A Proclamação da República (1889): um processo histórico, não apenas um golpe

A Proclamação da República no Brasil ocorreu em 15 de novembro de 1889, no Rio de Janeiro, então capital do Império, sendo liderada por setores militares sob o comando do marechal Deodoro da Fonseca. No entanto, reduzi-la a um simples “golpe militar” é insuficiente: trata-se de um processo histórico complexo, marcado por tensões políticas, sociais e econômicas acumuladas ao longo das décadas finais do século XIX.


⚖️ Crise do Segundo Reinado

A partir da década de 1870, o Império de Dom Pedro II enfrentava uma crise estrutural, caracterizada pelo enfraquecimento de suas bases de sustentação:

1. Questão Militar

Após a Guerra do Paraguai, o Exército brasileiro ganhou maior prestígio e passou a reivindicar mais autonomia política. Oficiais influenciados pelo positivismo (especialmente as ideias de Auguste Comte) criticavam a monarquia, vista como atrasada.
Além disso, conflitos com o governo imperial — como punições a militares que se manifestavam politicamente — aumentaram o ressentimento da corporação.

2. Questão Religiosa

Na década de 1870, ocorreu um conflito entre a Igreja Católica e o Estado imperial.
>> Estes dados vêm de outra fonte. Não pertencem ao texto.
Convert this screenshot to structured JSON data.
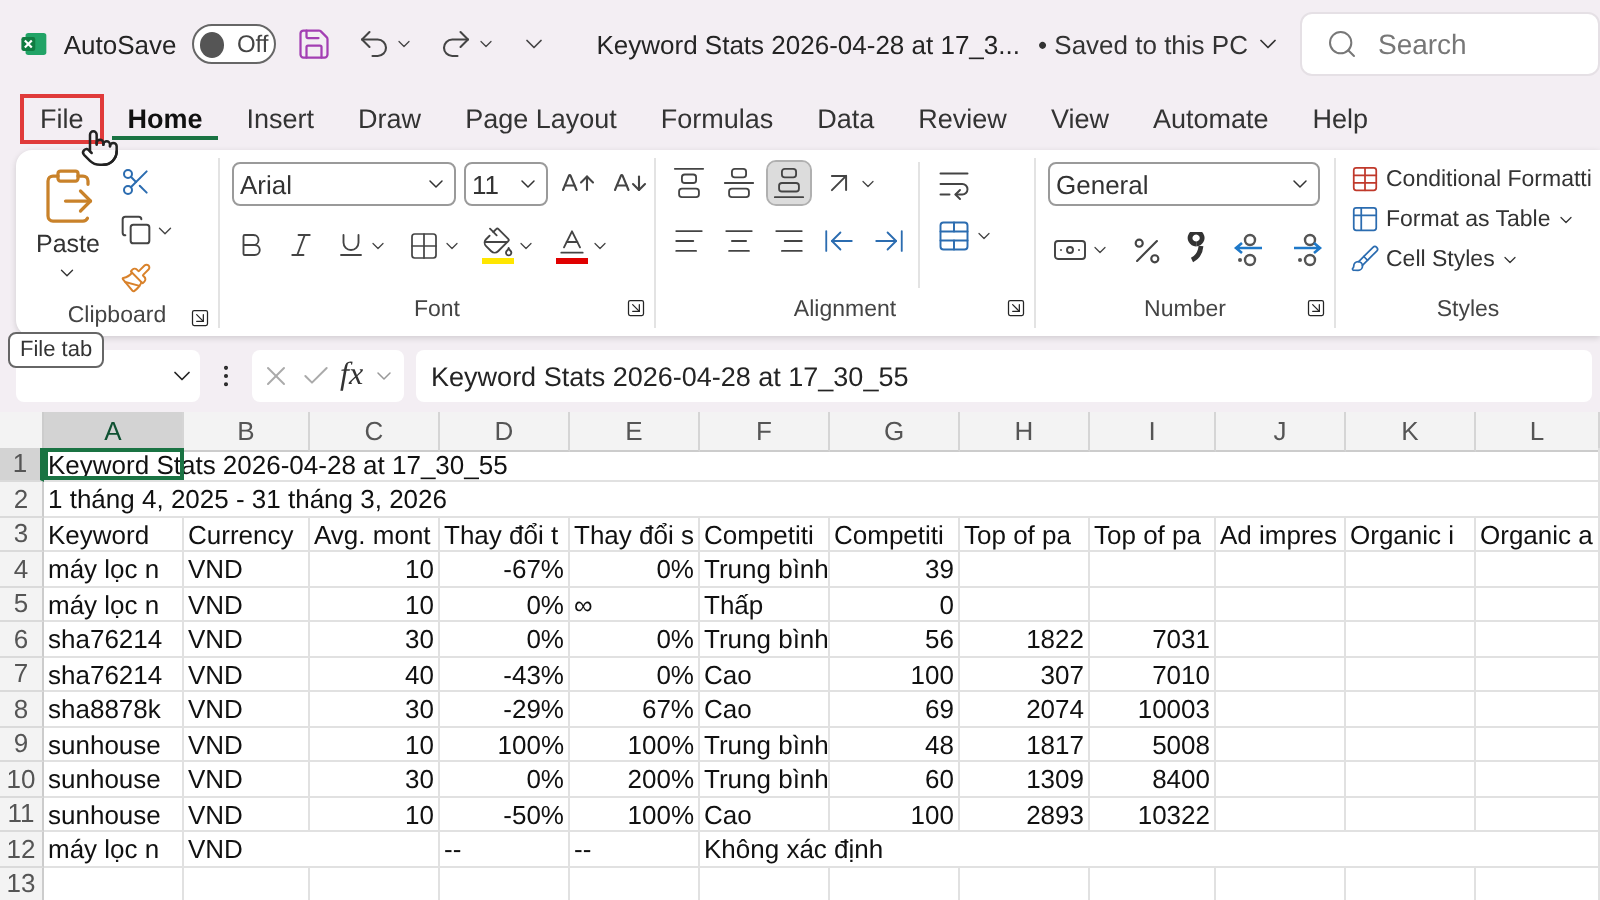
{
  "title_bar": {
    "autosave_label": "AutoSave",
    "autosave": {
      "on": false,
      "label": "Off"
    },
    "title": "Keyword Stats 2026-04-28 at 17_3...",
    "save_status": "• Saved to this PC",
    "search": {
      "placeholder": "Search"
    }
  },
  "tabs": [
    {
      "label": "File",
      "selected": false,
      "highlighted": true
    },
    {
      "label": "Home",
      "selected": true,
      "highlighted": false
    },
    {
      "label": "Insert",
      "selected": false,
      "highlighted": false
    },
    {
      "label": "Draw",
      "selected": false,
      "highlighted": false
    },
    {
      "label": "Page Layout",
      "selected": false,
      "highlighted": false
    },
    {
      "label": "Formulas",
      "selected": false,
      "highlighted": false
    },
    {
      "label": "Data",
      "selected": false,
      "highlighted": false
    },
    {
      "label": "Review",
      "selected": false,
      "highlighted": false
    },
    {
      "label": "View",
      "selected": false,
      "highlighted": false
    },
    {
      "label": "Automate",
      "selected": false,
      "highlighted": false
    },
    {
      "label": "Help",
      "selected": false,
      "highlighted": false
    }
  ],
  "ribbon": {
    "clipboard": {
      "label": "Clipboard",
      "paste": "Paste"
    },
    "font": {
      "label": "Font",
      "font_name": "Arial",
      "font_size": "11"
    },
    "alignment": {
      "label": "Alignment",
      "vertical_buttons": [
        {
          "kind": "top",
          "selected": false
        },
        {
          "kind": "middle",
          "selected": false
        },
        {
          "kind": "bottom",
          "selected": true
        }
      ]
    },
    "number": {
      "label": "Number",
      "format": "General"
    },
    "styles": {
      "label": "Styles",
      "buttons": [
        "Conditional Formatti",
        "Format as Table",
        "Cell Styles"
      ]
    }
  },
  "tooltip": "File tab",
  "formula_bar": {
    "fx": "fx",
    "formula": "Keyword Stats 2026-04-28 at 17_30_55"
  },
  "sheet": {
    "columns": [
      {
        "label": "A",
        "selected": true
      },
      {
        "label": "B",
        "selected": false
      },
      {
        "label": "C",
        "selected": false
      },
      {
        "label": "D",
        "selected": false
      },
      {
        "label": "E",
        "selected": false
      },
      {
        "label": "F",
        "selected": false
      },
      {
        "label": "G",
        "selected": false
      },
      {
        "label": "H",
        "selected": false
      },
      {
        "label": "I",
        "selected": false
      },
      {
        "label": "J",
        "selected": false
      },
      {
        "label": "K",
        "selected": false
      },
      {
        "label": "L",
        "selected": false
      }
    ],
    "rows": [
      {
        "number": "1",
        "selected": true,
        "cells": [
          {
            "text": "Keyword Stats 2026-04-28 at 17_30_55",
            "kind": "text",
            "selected": true
          },
          null,
          null,
          null,
          null,
          null,
          null,
          null,
          null,
          null,
          null,
          null
        ]
      },
      {
        "number": "2",
        "selected": false,
        "cells": [
          {
            "text": "1 tháng 4, 2025 - 31 tháng 3, 2026",
            "kind": "text",
            "selected": false
          },
          null,
          null,
          null,
          null,
          null,
          null,
          null,
          null,
          null,
          null,
          null
        ]
      },
      {
        "number": "3",
        "selected": false,
        "cells": [
          {
            "text": "Keyword",
            "kind": "text",
            "selected": false
          },
          {
            "text": "Currency",
            "kind": "text",
            "selected": false
          },
          {
            "text": "Avg. mont",
            "kind": "text",
            "selected": false
          },
          {
            "text": "Thay đổi t",
            "kind": "text",
            "selected": false
          },
          {
            "text": "Thay đổi s",
            "kind": "text",
            "selected": false
          },
          {
            "text": "Competiti",
            "kind": "text",
            "selected": false
          },
          {
            "text": "Competiti",
            "kind": "text",
            "selected": false
          },
          {
            "text": "Top of pa",
            "kind": "text",
            "selected": false
          },
          {
            "text": "Top of pa",
            "kind": "text",
            "selected": false
          },
          {
            "text": "Ad impres",
            "kind": "text",
            "selected": false
          },
          {
            "text": "Organic i",
            "kind": "text",
            "selected": false
          },
          {
            "text": "Organic a",
            "kind": "text",
            "selected": false
          }
        ]
      },
      {
        "number": "4",
        "selected": false,
        "cells": [
          {
            "text": "máy lọc n",
            "kind": "text",
            "selected": false
          },
          {
            "text": "VND",
            "kind": "text",
            "selected": false
          },
          {
            "text": "10",
            "kind": "number",
            "selected": false
          },
          {
            "text": "-67%",
            "kind": "number",
            "selected": false
          },
          {
            "text": "0%",
            "kind": "number",
            "selected": false
          },
          {
            "text": "Trung bình",
            "kind": "text",
            "selected": false
          },
          {
            "text": "39",
            "kind": "number",
            "selected": false
          },
          null,
          null,
          null,
          null,
          null
        ]
      },
      {
        "number": "5",
        "selected": false,
        "cells": [
          {
            "text": "máy lọc n",
            "kind": "text",
            "selected": false
          },
          {
            "text": "VND",
            "kind": "text",
            "selected": false
          },
          {
            "text": "10",
            "kind": "number",
            "selected": false
          },
          {
            "text": "0%",
            "kind": "number",
            "selected": false
          },
          {
            "text": "∞",
            "kind": "text",
            "selected": false
          },
          {
            "text": "Thấp",
            "kind": "text",
            "selected": false
          },
          {
            "text": "0",
            "kind": "number",
            "selected": false
          },
          null,
          null,
          null,
          null,
          null
        ]
      },
      {
        "number": "6",
        "selected": false,
        "cells": [
          {
            "text": "sha76214",
            "kind": "text",
            "selected": false
          },
          {
            "text": "VND",
            "kind": "text",
            "selected": false
          },
          {
            "text": "30",
            "kind": "number",
            "selected": false
          },
          {
            "text": "0%",
            "kind": "number",
            "selected": false
          },
          {
            "text": "0%",
            "kind": "number",
            "selected": false
          },
          {
            "text": "Trung bình",
            "kind": "text",
            "selected": false
          },
          {
            "text": "56",
            "kind": "number",
            "selected": false
          },
          {
            "text": "1822",
            "kind": "number",
            "selected": false
          },
          {
            "text": "7031",
            "kind": "number",
            "selected": false
          },
          null,
          null,
          null
        ]
      },
      {
        "number": "7",
        "selected": false,
        "cells": [
          {
            "text": "sha76214",
            "kind": "text",
            "selected": false
          },
          {
            "text": "VND",
            "kind": "text",
            "selected": false
          },
          {
            "text": "40",
            "kind": "number",
            "selected": false
          },
          {
            "text": "-43%",
            "kind": "number",
            "selected": false
          },
          {
            "text": "0%",
            "kind": "number",
            "selected": false
          },
          {
            "text": "Cao",
            "kind": "text",
            "selected": false
          },
          {
            "text": "100",
            "kind": "number",
            "selected": false
          },
          {
            "text": "307",
            "kind": "number",
            "selected": false
          },
          {
            "text": "7010",
            "kind": "number",
            "selected": false
          },
          null,
          null,
          null
        ]
      },
      {
        "number": "8",
        "selected": false,
        "cells": [
          {
            "text": "sha8878k",
            "kind": "text",
            "selected": false
          },
          {
            "text": "VND",
            "kind": "text",
            "selected": false
          },
          {
            "text": "30",
            "kind": "number",
            "selected": false
          },
          {
            "text": "-29%",
            "kind": "number",
            "selected": false
          },
          {
            "text": "67%",
            "kind": "number",
            "selected": false
          },
          {
            "text": "Cao",
            "kind": "text",
            "selected": false
          },
          {
            "text": "69",
            "kind": "number",
            "selected": false
          },
          {
            "text": "2074",
            "kind": "number",
            "selected": false
          },
          {
            "text": "10003",
            "kind": "number",
            "selected": false
          },
          null,
          null,
          null
        ]
      },
      {
        "number": "9",
        "selected": false,
        "cells": [
          {
            "text": "sunhouse",
            "kind": "text",
            "selected": false
          },
          {
            "text": "VND",
            "kind": "text",
            "selected": false
          },
          {
            "text": "10",
            "kind": "number",
            "selected": false
          },
          {
            "text": "100%",
            "kind": "number",
            "selected": false
          },
          {
            "text": "100%",
            "kind": "number",
            "selected": false
          },
          {
            "text": "Trung bình",
            "kind": "text",
            "selected": false
          },
          {
            "text": "48",
            "kind": "number",
            "selected": false
          },
          {
            "text": "1817",
            "kind": "number",
            "selected": false
          },
          {
            "text": "5008",
            "kind": "number",
            "selected": false
          },
          null,
          null,
          null
        ]
      },
      {
        "number": "10",
        "selected": false,
        "cells": [
          {
            "text": "sunhouse",
            "kind": "text",
            "selected": false
          },
          {
            "text": "VND",
            "kind": "text",
            "selected": false
          },
          {
            "text": "30",
            "kind": "number",
            "selected": false
          },
          {
            "text": "0%",
            "kind": "number",
            "selected": false
          },
          {
            "text": "200%",
            "kind": "number",
            "selected": false
          },
          {
            "text": "Trung bình",
            "kind": "text",
            "selected": false
          },
          {
            "text": "60",
            "kind": "number",
            "selected": false
          },
          {
            "text": "1309",
            "kind": "number",
            "selected": false
          },
          {
            "text": "8400",
            "kind": "number",
            "selected": false
          },
          null,
          null,
          null
        ]
      },
      {
        "number": "11",
        "selected": false,
        "cells": [
          {
            "text": "sunhouse",
            "kind": "text",
            "selected": false
          },
          {
            "text": "VND",
            "kind": "text",
            "selected": false
          },
          {
            "text": "10",
            "kind": "number",
            "selected": false
          },
          {
            "text": "-50%",
            "kind": "number",
            "selected": false
          },
          {
            "text": "100%",
            "kind": "number",
            "selected": false
          },
          {
            "text": "Cao",
            "kind": "text",
            "selected": false
          },
          {
            "text": "100",
            "kind": "number",
            "selected": false
          },
          {
            "text": "2893",
            "kind": "number",
            "selected": false
          },
          {
            "text": "10322",
            "kind": "number",
            "selected": false
          },
          null,
          null,
          null
        ]
      },
      {
        "number": "12",
        "selected": false,
        "cells": [
          {
            "text": "máy lọc n",
            "kind": "text",
            "selected": false
          },
          {
            "text": "VND",
            "kind": "text",
            "selected": false
          },
          null,
          {
            "text": "--",
            "kind": "text",
            "selected": false
          },
          {
            "text": "--",
            "kind": "text",
            "selected": false
          },
          {
            "text": "Không xác định",
            "kind": "text",
            "selected": false
          },
          null,
          null,
          null,
          null,
          null,
          null
        ]
      },
      {
        "number": "13",
        "selected": false,
        "cells": [
          null,
          null,
          null,
          null,
          null,
          null,
          null,
          null,
          null,
          null,
          null,
          null
        ]
      }
    ]
  }
}
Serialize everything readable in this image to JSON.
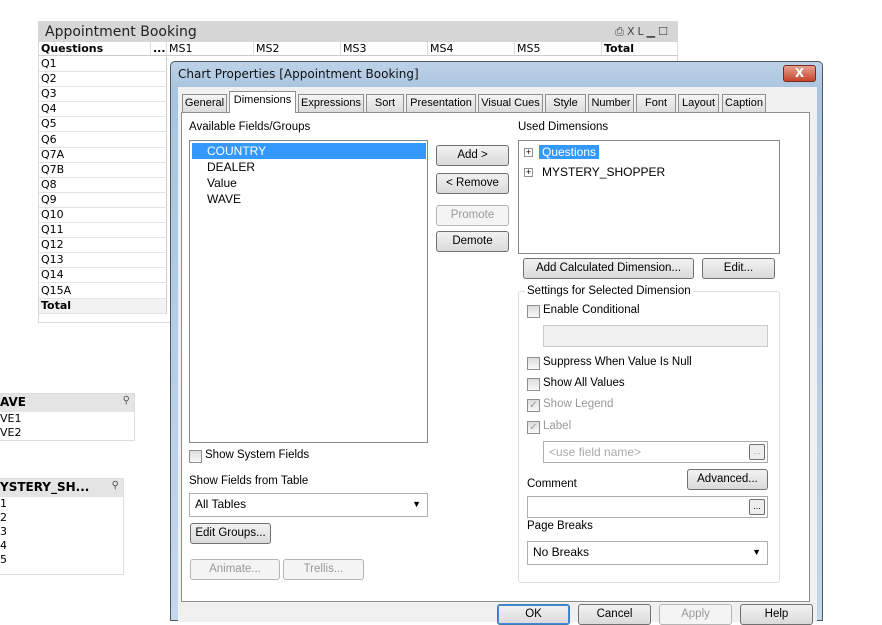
{
  "table": {
    "title": "Appointment Booking",
    "icons": "XL",
    "columns": [
      "Questions",
      "...",
      "MS1",
      "MS2",
      "MS3",
      "MS4",
      "MS5",
      "Total"
    ],
    "rows": [
      "Q1",
      "Q2",
      "Q3",
      "Q4",
      "Q5",
      "Q6",
      "Q7A",
      "Q7B",
      "Q8",
      "Q9",
      "Q10",
      "Q11",
      "Q12",
      "Q13",
      "Q14",
      "Q15A",
      "Total"
    ]
  },
  "listboxes": [
    {
      "title": "AVE",
      "items": [
        "VE1",
        "VE2"
      ]
    },
    {
      "title": "YSTERY_SH...",
      "items": [
        "1",
        "2",
        "3",
        "4",
        "5"
      ]
    }
  ],
  "dialog": {
    "title": "Chart Properties [Appointment Booking]",
    "close": "X",
    "tabs": [
      "General",
      "Dimensions",
      "Expressions",
      "Sort",
      "Presentation",
      "Visual Cues",
      "Style",
      "Number",
      "Font",
      "Layout",
      "Caption"
    ],
    "available_label": "Available Fields/Groups",
    "available": [
      "COUNTRY",
      "DEALER",
      "Value",
      "WAVE"
    ],
    "add": "Add >",
    "remove": "< Remove",
    "promote": "Promote",
    "demote": "Demote",
    "used_label": "Used Dimensions",
    "used": [
      "Questions",
      "MYSTERY_SHOPPER"
    ],
    "add_calc": "Add Calculated Dimension...",
    "edit": "Edit...",
    "settings_label": "Settings for Selected Dimension",
    "enable_conditional": "Enable Conditional",
    "suppress": "Suppress When Value Is Null",
    "show_all": "Show All Values",
    "show_legend": "Show Legend",
    "label": "Label",
    "label_placeholder": "<use field name>",
    "ellipsis": "...",
    "advanced": "Advanced...",
    "comment": "Comment",
    "page_breaks": "Page Breaks",
    "page_breaks_value": "No Breaks",
    "show_system": "Show System Fields",
    "show_from": "Show Fields from Table",
    "show_from_value": "All Tables",
    "edit_groups": "Edit Groups...",
    "animate": "Animate...",
    "trellis": "Trellis...",
    "ok": "OK",
    "cancel": "Cancel",
    "apply": "Apply",
    "help": "Help"
  }
}
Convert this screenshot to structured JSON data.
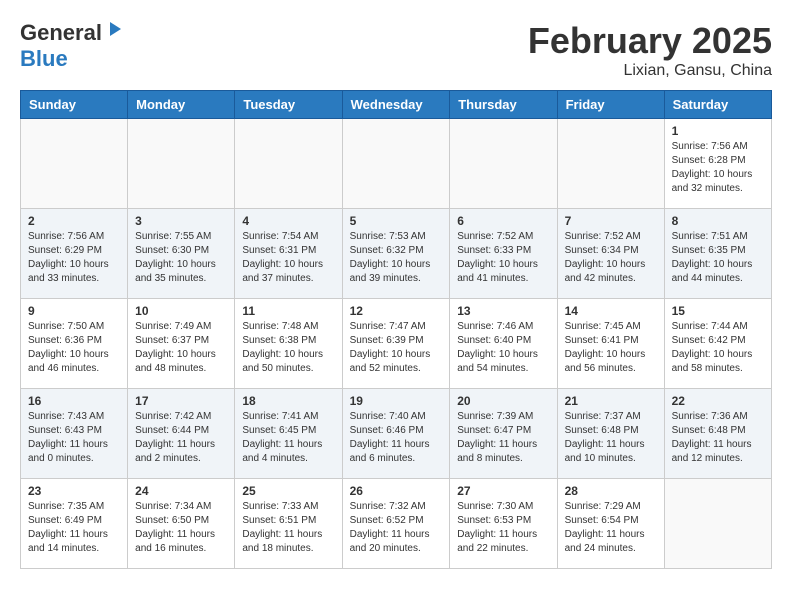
{
  "header": {
    "logo_general": "General",
    "logo_blue": "Blue",
    "title": "February 2025",
    "subtitle": "Lixian, Gansu, China"
  },
  "weekdays": [
    "Sunday",
    "Monday",
    "Tuesday",
    "Wednesday",
    "Thursday",
    "Friday",
    "Saturday"
  ],
  "weeks": [
    [
      {
        "day": "",
        "info": ""
      },
      {
        "day": "",
        "info": ""
      },
      {
        "day": "",
        "info": ""
      },
      {
        "day": "",
        "info": ""
      },
      {
        "day": "",
        "info": ""
      },
      {
        "day": "",
        "info": ""
      },
      {
        "day": "1",
        "info": "Sunrise: 7:56 AM\nSunset: 6:28 PM\nDaylight: 10 hours and 32 minutes."
      }
    ],
    [
      {
        "day": "2",
        "info": "Sunrise: 7:56 AM\nSunset: 6:29 PM\nDaylight: 10 hours and 33 minutes."
      },
      {
        "day": "3",
        "info": "Sunrise: 7:55 AM\nSunset: 6:30 PM\nDaylight: 10 hours and 35 minutes."
      },
      {
        "day": "4",
        "info": "Sunrise: 7:54 AM\nSunset: 6:31 PM\nDaylight: 10 hours and 37 minutes."
      },
      {
        "day": "5",
        "info": "Sunrise: 7:53 AM\nSunset: 6:32 PM\nDaylight: 10 hours and 39 minutes."
      },
      {
        "day": "6",
        "info": "Sunrise: 7:52 AM\nSunset: 6:33 PM\nDaylight: 10 hours and 41 minutes."
      },
      {
        "day": "7",
        "info": "Sunrise: 7:52 AM\nSunset: 6:34 PM\nDaylight: 10 hours and 42 minutes."
      },
      {
        "day": "8",
        "info": "Sunrise: 7:51 AM\nSunset: 6:35 PM\nDaylight: 10 hours and 44 minutes."
      }
    ],
    [
      {
        "day": "9",
        "info": "Sunrise: 7:50 AM\nSunset: 6:36 PM\nDaylight: 10 hours and 46 minutes."
      },
      {
        "day": "10",
        "info": "Sunrise: 7:49 AM\nSunset: 6:37 PM\nDaylight: 10 hours and 48 minutes."
      },
      {
        "day": "11",
        "info": "Sunrise: 7:48 AM\nSunset: 6:38 PM\nDaylight: 10 hours and 50 minutes."
      },
      {
        "day": "12",
        "info": "Sunrise: 7:47 AM\nSunset: 6:39 PM\nDaylight: 10 hours and 52 minutes."
      },
      {
        "day": "13",
        "info": "Sunrise: 7:46 AM\nSunset: 6:40 PM\nDaylight: 10 hours and 54 minutes."
      },
      {
        "day": "14",
        "info": "Sunrise: 7:45 AM\nSunset: 6:41 PM\nDaylight: 10 hours and 56 minutes."
      },
      {
        "day": "15",
        "info": "Sunrise: 7:44 AM\nSunset: 6:42 PM\nDaylight: 10 hours and 58 minutes."
      }
    ],
    [
      {
        "day": "16",
        "info": "Sunrise: 7:43 AM\nSunset: 6:43 PM\nDaylight: 11 hours and 0 minutes."
      },
      {
        "day": "17",
        "info": "Sunrise: 7:42 AM\nSunset: 6:44 PM\nDaylight: 11 hours and 2 minutes."
      },
      {
        "day": "18",
        "info": "Sunrise: 7:41 AM\nSunset: 6:45 PM\nDaylight: 11 hours and 4 minutes."
      },
      {
        "day": "19",
        "info": "Sunrise: 7:40 AM\nSunset: 6:46 PM\nDaylight: 11 hours and 6 minutes."
      },
      {
        "day": "20",
        "info": "Sunrise: 7:39 AM\nSunset: 6:47 PM\nDaylight: 11 hours and 8 minutes."
      },
      {
        "day": "21",
        "info": "Sunrise: 7:37 AM\nSunset: 6:48 PM\nDaylight: 11 hours and 10 minutes."
      },
      {
        "day": "22",
        "info": "Sunrise: 7:36 AM\nSunset: 6:48 PM\nDaylight: 11 hours and 12 minutes."
      }
    ],
    [
      {
        "day": "23",
        "info": "Sunrise: 7:35 AM\nSunset: 6:49 PM\nDaylight: 11 hours and 14 minutes."
      },
      {
        "day": "24",
        "info": "Sunrise: 7:34 AM\nSunset: 6:50 PM\nDaylight: 11 hours and 16 minutes."
      },
      {
        "day": "25",
        "info": "Sunrise: 7:33 AM\nSunset: 6:51 PM\nDaylight: 11 hours and 18 minutes."
      },
      {
        "day": "26",
        "info": "Sunrise: 7:32 AM\nSunset: 6:52 PM\nDaylight: 11 hours and 20 minutes."
      },
      {
        "day": "27",
        "info": "Sunrise: 7:30 AM\nSunset: 6:53 PM\nDaylight: 11 hours and 22 minutes."
      },
      {
        "day": "28",
        "info": "Sunrise: 7:29 AM\nSunset: 6:54 PM\nDaylight: 11 hours and 24 minutes."
      },
      {
        "day": "",
        "info": ""
      }
    ]
  ]
}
Bispos que puniram maçons foram presos por ordem do governo, o que abalou a aliança tradicional entre Igreja e monarquia.

3. Questão Abolicionista

A abolição da escravidão, formalizada pela Lei Áurea, provocou forte descontentamento entre os grandes proprietários rurais, especialmente do Sudeste.
Sem indenização, esses grupos romperam com o regime imperial — fato que, segundo Brasil: Uma Biografia, foi decisivo para o isolamento político da monarquia.


🌱 O crescimento do ideal republicano

O republicanismo no Brasil não surgiu em 1889; ele vinha sendo construído desde pelo menos 1870, com o lançamento do Manifesto Republicano.

Grupos republicanos defendiam:

  • Federalismo (maior autonomia das províncias)

  • Fim da monarquia hereditária

  • Modernização política inspirada nos EUA

Essas ideias ganharam força principalmente entre:

  • Militares

  • Profissionais liberais urbanos

  • Setores das elites agrárias do Sudeste

Contudo, como destacam Schwarcz e Starling, o republicanismo era restrito a elites, com pouca participação popular.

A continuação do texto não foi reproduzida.